Doch nicht nur Gutes bleibt in Erinnerung. Eine „Horror-Erinnerung“ verbindet alle Beteiligten: Beim fachgerechten Recyceln von Sprachmodulen aus überlagerten Puppen wurde im Projekt die Entsorgung von Elektroschrott thematisiert und praktisch umgesetzt. „Wir mussten die Batterien aus den weißen Modulen holen. Die gingen aber immer an und haben schrecklich gelacht. Horror!“, erinnert sich Pierre Fischer und als Stefan Grothus eine Puppe rausholt, die er aufgehoben hat, schlagen alle Anwesenden die Hände über dem Kopf zusammen, fangen an zu lachen. „Geh mir bloß weg mit dem Ding“, sagt Pierre Fischer. „Da habe ich Albträume von“, flackst er.

„Wir haben so positiv profitiert“

Trotzdem ziehen alle am Ende ein positives Fazit: „Wir haben viele neue Erfahrungen gesammelt, neue Kontakte geknüpft, die Zusammenarbeit mit lokalen Partnern intensiviert und Qualifizierungsbausteine zum Recycling-Werker durch die IHK anerkennen lassen“, resümiert Klaus Hogelucht-Schücker.

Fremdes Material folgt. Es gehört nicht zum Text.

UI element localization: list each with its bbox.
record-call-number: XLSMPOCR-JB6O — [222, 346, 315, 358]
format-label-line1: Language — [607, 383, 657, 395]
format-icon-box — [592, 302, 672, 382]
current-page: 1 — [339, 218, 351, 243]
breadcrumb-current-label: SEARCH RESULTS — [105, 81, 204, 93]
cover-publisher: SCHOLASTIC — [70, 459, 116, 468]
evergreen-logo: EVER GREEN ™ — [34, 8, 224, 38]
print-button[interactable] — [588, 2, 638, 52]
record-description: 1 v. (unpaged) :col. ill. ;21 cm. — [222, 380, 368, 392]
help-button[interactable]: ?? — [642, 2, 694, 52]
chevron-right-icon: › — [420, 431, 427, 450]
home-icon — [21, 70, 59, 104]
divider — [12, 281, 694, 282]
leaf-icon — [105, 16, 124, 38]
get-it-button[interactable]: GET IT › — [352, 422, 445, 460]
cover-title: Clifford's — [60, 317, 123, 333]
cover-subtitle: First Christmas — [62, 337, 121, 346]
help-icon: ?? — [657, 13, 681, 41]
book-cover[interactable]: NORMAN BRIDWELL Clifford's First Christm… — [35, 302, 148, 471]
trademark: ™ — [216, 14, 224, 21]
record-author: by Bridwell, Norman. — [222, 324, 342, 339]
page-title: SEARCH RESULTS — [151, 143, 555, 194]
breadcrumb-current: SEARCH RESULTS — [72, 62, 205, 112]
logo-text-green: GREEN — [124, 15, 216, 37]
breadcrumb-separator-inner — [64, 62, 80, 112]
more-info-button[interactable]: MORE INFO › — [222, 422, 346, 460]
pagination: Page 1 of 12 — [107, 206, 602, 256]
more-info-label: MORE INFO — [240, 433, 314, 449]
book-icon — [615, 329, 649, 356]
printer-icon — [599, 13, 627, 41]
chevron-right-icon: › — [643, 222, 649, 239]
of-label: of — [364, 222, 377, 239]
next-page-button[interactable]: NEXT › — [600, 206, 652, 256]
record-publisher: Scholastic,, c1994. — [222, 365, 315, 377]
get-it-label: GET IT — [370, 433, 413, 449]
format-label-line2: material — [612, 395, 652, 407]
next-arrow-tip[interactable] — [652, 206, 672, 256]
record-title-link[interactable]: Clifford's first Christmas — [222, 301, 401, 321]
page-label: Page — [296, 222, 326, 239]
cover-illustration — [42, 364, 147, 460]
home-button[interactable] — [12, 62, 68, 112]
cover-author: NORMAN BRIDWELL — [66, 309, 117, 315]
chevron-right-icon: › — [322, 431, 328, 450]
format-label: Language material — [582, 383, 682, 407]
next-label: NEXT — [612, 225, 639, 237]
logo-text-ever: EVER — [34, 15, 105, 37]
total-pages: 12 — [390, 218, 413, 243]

Auch wenn keine direkte Vermittlung eines Jobs stattgefunden habe, stünde für zwei Teilnehmer eine sozialversicherungspflichtige Beschäftigung in Aussicht. Frank Brandt, Geschäftsführer bei Janus Logistic, bricht für die Beschäftigung vom Menschen mit Beeinträchtigung eine Lanze. Bei Janus arbeiten mittlerweile vier Menschen, die vom Wittekindshof vermittelt wurden: „Wir haben so positiv profitiert. Die Integration in unseren Betrieb ist super gelaufen. Ein Kollege beispielsweise ist aufgeblüht, hat sich toll entwickelt, mittlerweile sogar seinen Auto-Führerschein gemacht und seine Fähigkeiten enorm gesteigert. Er übernimmt mittlerweile ganz andere Aufgaben im Betrieb. Es macht mich stolz, solche Entwicklungen zu ermöglichen.“

„Wir müssen trotzdem weiterhin an der Durchlässigkeit des Arbeitsmarktes arbeiten. Unabhängig von Projekten wie diesem bleibt die Vermittlung von Menschen mit Beeinträchtigung auf den allgemeinen Arbeitsmarkt eine Herausforderung. Darum werden wir sicherlich weitere Projekte mit neuen Schwerpunkten aufbauen“, kündigt Thomas Gerwing an, zuständiger Geschäftsbereichsleiter für Bildung und Arbeit beim Wittekindshof. „Wir sind für Ihre Vorschläge offen. Kommen Sie gerne auf uns zu und wir unterstützen wieder“, antwortet Eliana Broosch vom LWL-Inklusionsamt Arbeit prompt. Ob Marcel Herzog dann wirklich noch dabei ist, bleibt abzuwarten. Vielleicht hat er bis dahin seine Chance erhalten und einen Job auf dem allgemeinen Arbeitsmarkt.

Das LWL-Budget für Arbeit

Das LWL-Budget für Arbeit unterstützt den Übergang von Beschäftigten aus dem Arbeitsbereich einer Werkstatt für behinderte Menschen (WfbM) auf den allgemeinen Arbeitsmarkt. Das Budget kommt auch Personen zugute, die die Aufnahmevoraussetzungen für eine WfbM erfüllen, sich jedoch für eine Alternative auf dem allgemeinen Arbeitsmarkt entscheiden. Das LWL-Budget für Arbeit bietet auch ein Inklusionsbudget für Qualifizierungsmaßnahmen: Zur Vorbereitung und Unterstützung einer betrieblichen Ausbildung oder eines sozialversicherungspflichtigen Arbeitsverhältnisses kann ein individuelles Budget erbracht werden. Mit diesem Inklusionsbudget können geeignete berufsbezogene Qualifizierungsmaßnahmen wie zum Beispiel das Projekt „Recycling Inklusiv“ gefördert werden.